Arise all you lay people: Pope

03 Jun 2009

By The Record

Pope says a new understanding and respect for the lay vocation are key to the future of the Church.
ROME (CNS) – Laypeople are called not simply to help their priests run their parishes, but to share fully in the responsibility of building up the Church, Pope Benedict XVI told delegates to the annual convention of the Diocese of Rome.
"This will require a change of mentality, especially regarding laypeople – to move from considering them to be the clergy’s collaborators to recognising them as truly sharing responsibility for the existence and action of the Church," the Pope said on May 26 during an evening talk at the Basilica of St John Lateran.
The Pope’s speech about the identity of the Church and the role of its members launched a three-day meeting by diocesan delegates to assess pastoral services and come up with ideas for strengthening the participation of Catholics in the life of their parishes and the diocese.
The first step, the Pope said, should be to improve education efforts so that people would understand what the Second Vatican Council meant when it described the Church as "the people of God" and the "body of Christ".
"The people of God" was an Old Testament phrase referring to the fact that God established a special relationship with a particular people, the people of Israel, so that he could enter human history and reach all people with his love and salvation, the Pope said.
The goal of a universal outreach was fulfilled through Jesus’ death and resurrection, he said. "Christ brought down the wall of separation and unites all of us into one body.

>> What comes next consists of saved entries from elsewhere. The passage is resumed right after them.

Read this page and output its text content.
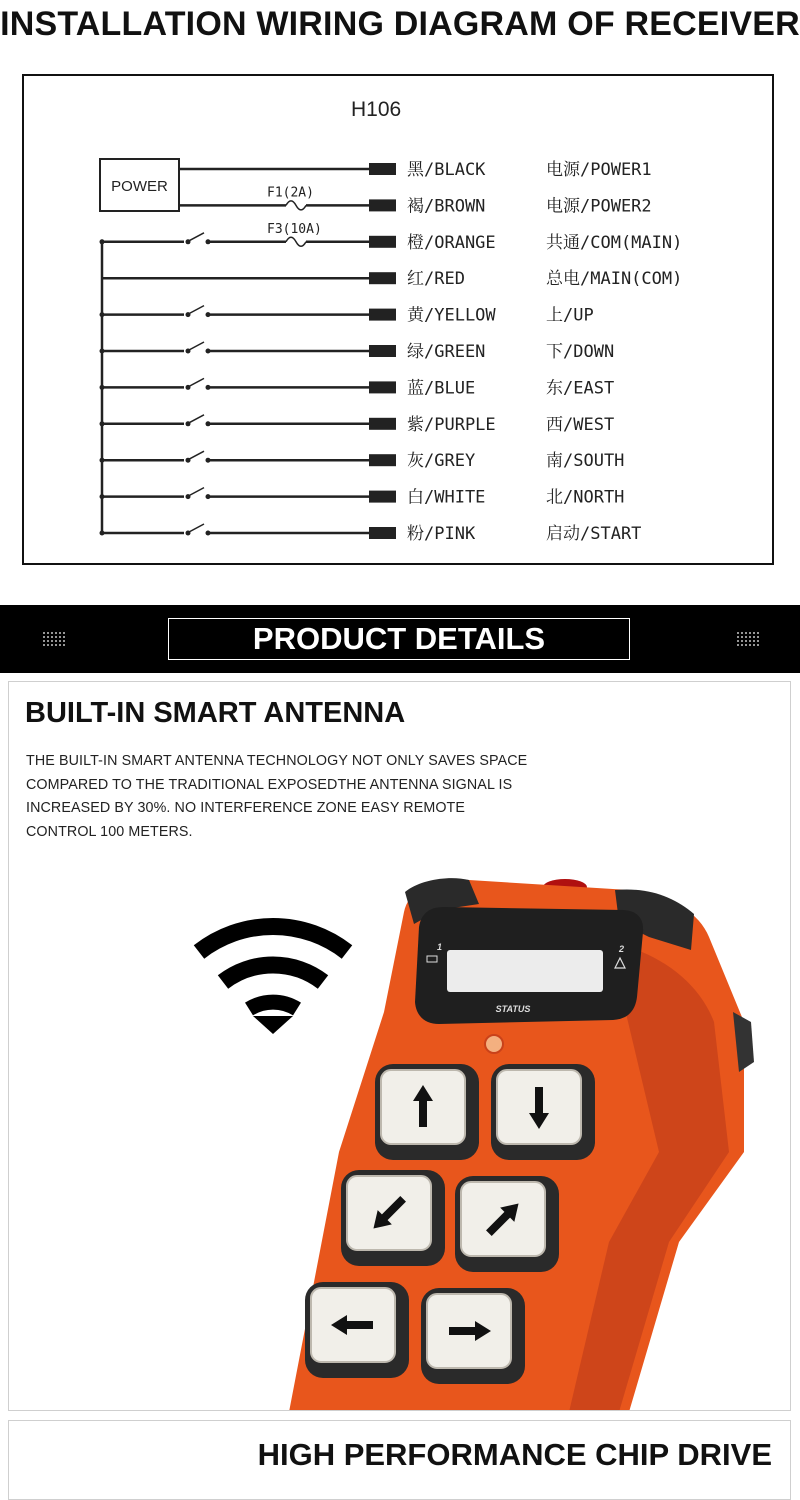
INSTALLATION WIRING DIAGRAM OF RECEIVER
H106
POWER
黑/BLACK	电源/POWER1
F1(2A)
褐/BROWN	电源/POWER2
F3(10A)
橙/ORANGE	共通/COM(MAIN)
红/RED	总电/MAIN(COM)
黄/YELLOW	上/UP
绿/GREEN	下/DOWN
蓝/BLUE	东/EAST
紫/PURPLE	西/WEST
灰/GREY	南/SOUTH
白/WHITE	北/NORTH
粉/PINK	启动/START
PRODUCT DETAILS
BUILT-IN SMART ANTENNA
THE BUILT-IN SMART ANTENNA TECHNOLOGY NOT ONLY SAVES SPACE COMPARED TO THE TRADITIONAL EXPOSEDTHE ANTENNA SIGNAL IS INCREASED BY 30%. NO INTERFERENCE ZONE EASY REMOTE CONTROL 100 METERS.
1	2
STATUS
HIGH PERFORMANCE CHIP DRIVE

In the body of Christ, we become one people, the people of God,”  the Pope said. "He brought down the wall of distinctions among peoples, races and cultures; we are all united in Christ," he added.
Pope Benedict said that, despite the teaching of the Second Vatican Council, too many people continue "to identify the Church as the hierarchy" or, having rejected that vision in an exaggerated way, they see the Church simply as a collection of people.
"The Church, which has its origins in the triune God, is a mystery of communion. As a communion, the Church is not only a spiritual reality, but lives in history – in flesh and blood, so to speak," the Pope said.
"The people of God means all of us – from the Pope to the baby most recently baptised," he said.
While faith requires a personal relationship with God, he said, that relationship is lived out in a community in which each person has rights and obligations to the whole.
Pope Benedict urged the diocesan delegates to find ways to help people understand that they belong to a community and that their parish isn’t there simply for them to stop by to receive the sacraments when they feel the need.
Being a Christian means sharing the Gospel with others, particularly through acts of charity, he said.
"Do not forget the witness of charity, which unites hearts and opens them to belonging to the Church," he said.
"To live charity is a primary form of mission," the Pope said. "The word proclaimed becomes visible when it is incarnated in acts of solidarity and sharing and in gestures that concretely demonstrate the face of Christ, the true friend of humanity."
The Pope prayed that the charity carried out predominantly by laypeople in Rome’s parishes would continue to increase "so that those who live in suffering would feel the Church near to them and experience the love of the Father, who is rich in mercy."